The foundation rock turned out to be deeply cracked and filled with clays rendering it partially porous. Shafts were sunk into the rock and this allowed the clay to be cleared and cement grout was later forced into the rock which was then back-filled with concrete.

==Transmission==
The first 220 kV transmission lines in New Zealand were constructed from Maraetai to Whakamaru, and from Whakamaru to Ōtāhuhu. These lines were commissioned in October 1952, making Whakamaru a key node on the North Island grid. Following the commissioning of the HVDC Inter-Island link, the North Island Control Centre for the national grid was transferred from Claudelands to a new facility at Whakamaru, officially opened on 13 January 1965. The North Island Control Centre at Whakamaru remained in service until 1993 when a replacement was commissioned at Hamilton.

Electricity generated by Whakamaru and the other five Waikato hydroelectric power stations, and the geothermal power stations in the area, converges at the Whakamaru substation on the western side of the dam. It is transmitted from there via 220 kV lines to the Bay of Plenty, Hawke's Bay, Manawatu and Hamilton. The largest transmission route is to New Zealand's largest city, Auckland, approximately 200 km to the north – three 220 kV circuits connect Whakamaru to Otahuhu in southern Auckland, with an additional circuit serving Otahuhu via Hamilton.

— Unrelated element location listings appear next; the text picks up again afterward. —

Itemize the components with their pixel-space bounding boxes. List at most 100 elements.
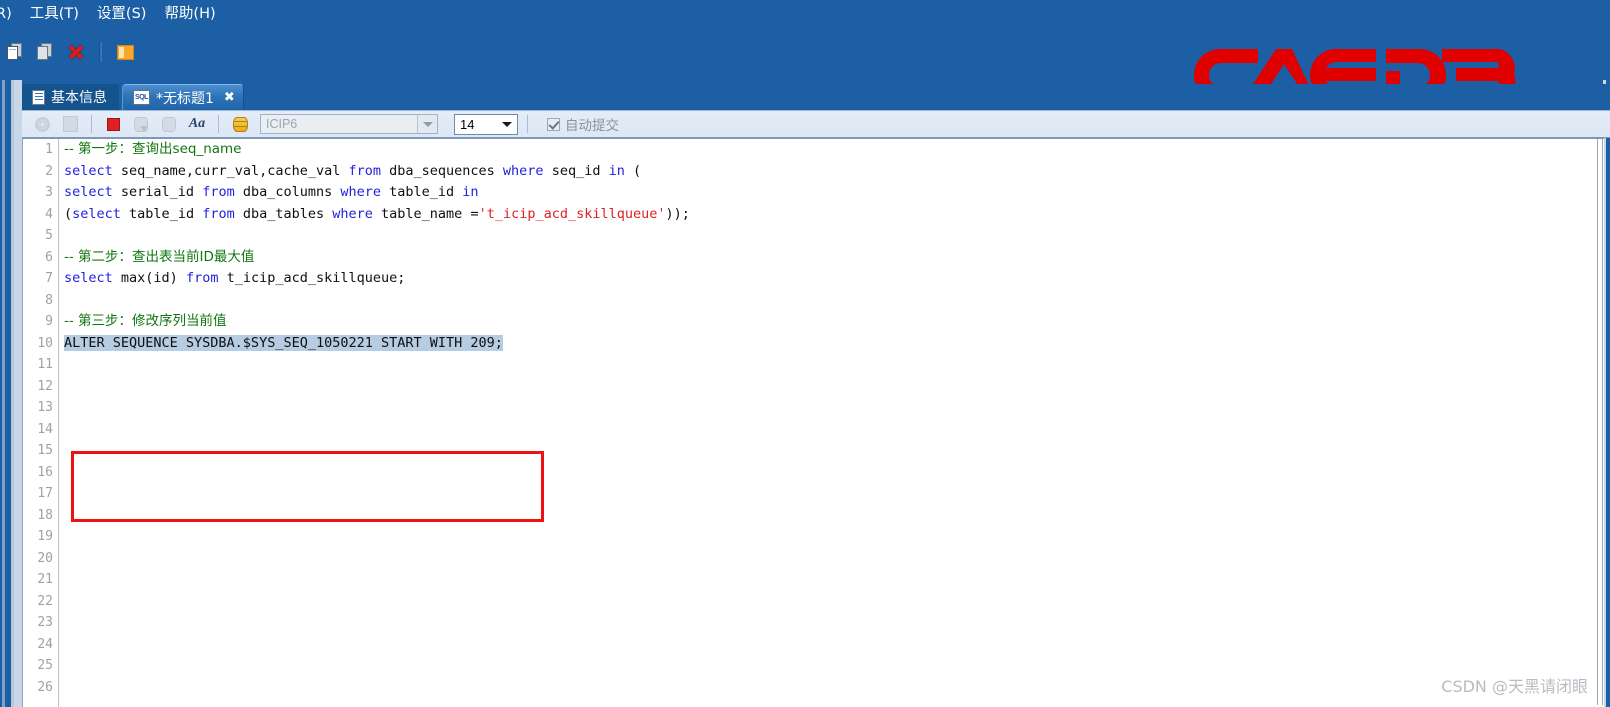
sql-file-icon: SQL [133, 90, 150, 105]
code-line[interactable] [60, 612, 1604, 634]
code-line[interactable] [60, 290, 1604, 312]
commit-icon [134, 116, 148, 132]
script-button[interactable] [58, 113, 82, 135]
code-token: ( [624, 162, 642, 179]
stop-button[interactable] [101, 113, 125, 135]
orange-window-icon [116, 44, 134, 60]
menu-item-settings[interactable]: 设置(S) [88, 0, 156, 28]
code-line[interactable] [60, 526, 1604, 548]
tab-basic-info-label: 基本信息 [51, 90, 107, 106]
connection-select-value: ICIP6 [266, 117, 298, 131]
font-button[interactable]: Aa [185, 113, 209, 135]
code-token: select [64, 184, 113, 200]
code-line[interactable] [60, 462, 1604, 484]
code-token: seq_name,curr_val,cache_val [112, 162, 349, 179]
line-number-gutter: 1 2 3 4 5 6 7 8 9 10 11 12 13 14 15 16 17 18 19 20 21 22 23 24 2… [23, 139, 59, 707]
font-size-select[interactable]: 14 [454, 113, 518, 135]
line-number: 4 [45, 206, 53, 222]
menu-item-0[interactable]: R) [0, 0, 21, 28]
line-number: 7 [45, 271, 53, 286]
code-line[interactable] [60, 548, 1604, 570]
code-line[interactable] [60, 440, 1604, 462]
copy-documents-button[interactable] [34, 40, 58, 64]
code-line[interactable]: (select table_id from dba_tables where t… [60, 204, 1604, 226]
line-number: 22 [37, 593, 53, 609]
window-button[interactable] [113, 40, 137, 64]
code-token: -- 第一步：查询出seq_name [64, 141, 242, 157]
right-panel-strip [1603, 80, 1610, 707]
new-document-icon [7, 43, 25, 61]
line-number: 20 [37, 550, 53, 566]
line-number: 11 [37, 357, 53, 372]
line-number: 2 [45, 163, 53, 179]
code-line[interactable] [60, 677, 1604, 699]
sql-editor[interactable]: 1 2 3 4 5 6 7 8 9 10 11 12 13 14 15 16 17 18 19 20 21 22 23 24 2… [22, 138, 1604, 707]
menu-item-help[interactable]: 帮助(H) [155, 0, 224, 28]
line-number: 10 [37, 335, 53, 351]
sql-file-icon-label: SQL [135, 94, 148, 101]
rollback-icon [162, 116, 176, 132]
commit-button[interactable] [129, 113, 153, 135]
line-number: 24 [37, 636, 53, 652]
code-line[interactable]: -- 第三步：修改序列当前值 [60, 311, 1604, 333]
vertical-scrollbar[interactable] [1597, 139, 1603, 705]
line-number: 18 [37, 507, 53, 523]
code-line[interactable] [60, 634, 1604, 656]
code-line[interactable]: select max(id) from t_icip_acd_skillqueu… [60, 268, 1604, 290]
delete-button[interactable] [64, 40, 88, 64]
font-icon: Aa [188, 116, 206, 131]
code-token: where [502, 162, 544, 179]
code-line[interactable]: -- 第二步：查出表当前ID最大值 [60, 247, 1604, 269]
chevron-down-icon [502, 121, 512, 127]
left-panel-strip[interactable] [0, 80, 22, 707]
code-token: dba_columns [234, 184, 341, 200]
code-line[interactable]: -- 第一步：查询出seq_name [60, 139, 1604, 161]
code-line[interactable] [60, 376, 1604, 398]
code-token: from [185, 270, 219, 286]
font-size-value: 14 [460, 116, 475, 132]
code-token: seq_id [543, 162, 609, 179]
new-document-button[interactable] [4, 40, 28, 64]
code-line[interactable] [60, 483, 1604, 505]
code-area[interactable]: -- 第一步：查询出seq_nameselect seq_name,curr_v… [60, 139, 1604, 707]
code-line[interactable] [60, 354, 1604, 376]
code-line[interactable]: select seq_name,curr_val,cache_val from … [60, 161, 1604, 183]
top-toolbar-buttons [4, 40, 137, 64]
line-number: 26 [37, 679, 53, 695]
line-number: 21 [37, 572, 53, 587]
settings-button[interactable] [30, 113, 54, 135]
line-number: 8 [45, 292, 53, 308]
code-line[interactable]: select serial_id from dba_columns where … [60, 182, 1604, 204]
code-line[interactable] [60, 505, 1604, 527]
code-token: select [64, 162, 113, 179]
gear-icon [34, 116, 50, 132]
menu-bar: R) 工具(T) 设置(S) 帮助(H) [0, 0, 1610, 28]
menu-item-tools[interactable]: 工具(T) [21, 0, 88, 28]
autocommit-checkbox[interactable]: 自动提交 [547, 114, 619, 134]
tab-basic-info[interactable]: 基本信息 [22, 84, 119, 110]
code-line[interactable] [60, 397, 1604, 419]
line-number: 16 [37, 464, 53, 480]
code-line[interactable] [60, 569, 1604, 591]
font-size-arrow[interactable] [497, 114, 517, 134]
line-number: 17 [37, 486, 53, 501]
application-window: R) 工具(T) 设置(S) 帮助(H) 基本信息 SQL *无标题1 ✖ Aa… [0, 0, 1610, 707]
tab-untitled-1[interactable]: SQL *无标题1 ✖ [122, 84, 244, 110]
code-line[interactable]: ALTER SEQUENCE SYSDBA.$SYS_SEQ_1050221 S… [60, 333, 1604, 355]
code-token: ALTER SEQUENCE SYSDBA.$SYS_SEQ_1050221 S… [64, 334, 503, 351]
code-line[interactable] [60, 591, 1604, 613]
tab-close-icon[interactable]: ✖ [224, 91, 235, 104]
copy-documents-icon [37, 43, 55, 61]
rollback-button[interactable] [157, 113, 181, 135]
database-button[interactable] [228, 113, 252, 135]
code-line[interactable] [60, 419, 1604, 441]
code-line[interactable] [60, 655, 1604, 677]
code-token: select [64, 270, 113, 286]
code-line[interactable] [60, 225, 1604, 247]
code-token: )); [665, 205, 690, 222]
connection-select-arrow[interactable] [417, 115, 437, 133]
code-token: t_icip_acd_skillqueue; [218, 270, 406, 286]
line-number: 19 [37, 529, 53, 544]
connection-select[interactable]: ICIP6 [260, 114, 438, 134]
line-number: 5 [45, 228, 53, 243]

In 2010–2012 the Whakamaru to Brownhill Road transmission line, a major line, was constructed to Brownhill Road, close to the south Auckland urban boundary. This reinforced supply lines to Auckland and allowed for the large amount of new geothermal generation that was expected in the Taupo region over the following 5–7 years. A separate switching station, designated Whakamaru North, was built approximately 800 m from the current substation as the terminal station for the new line, with short tie-lines connecting to the existing substation.
==Refurbishment==
In 2013 a refurbishment project was begun to refurbish the turbines and generators. The first equipment arrived at site in 2016 and was installed and commissioned on the first unit in 2017. The generator replacement parts were supplied by GE Renewables. The new turbine components were supplied by Andritz Hydro. By 2020, all units had been refurbished and the total generation capacity increased from 100 MW to 124 MW.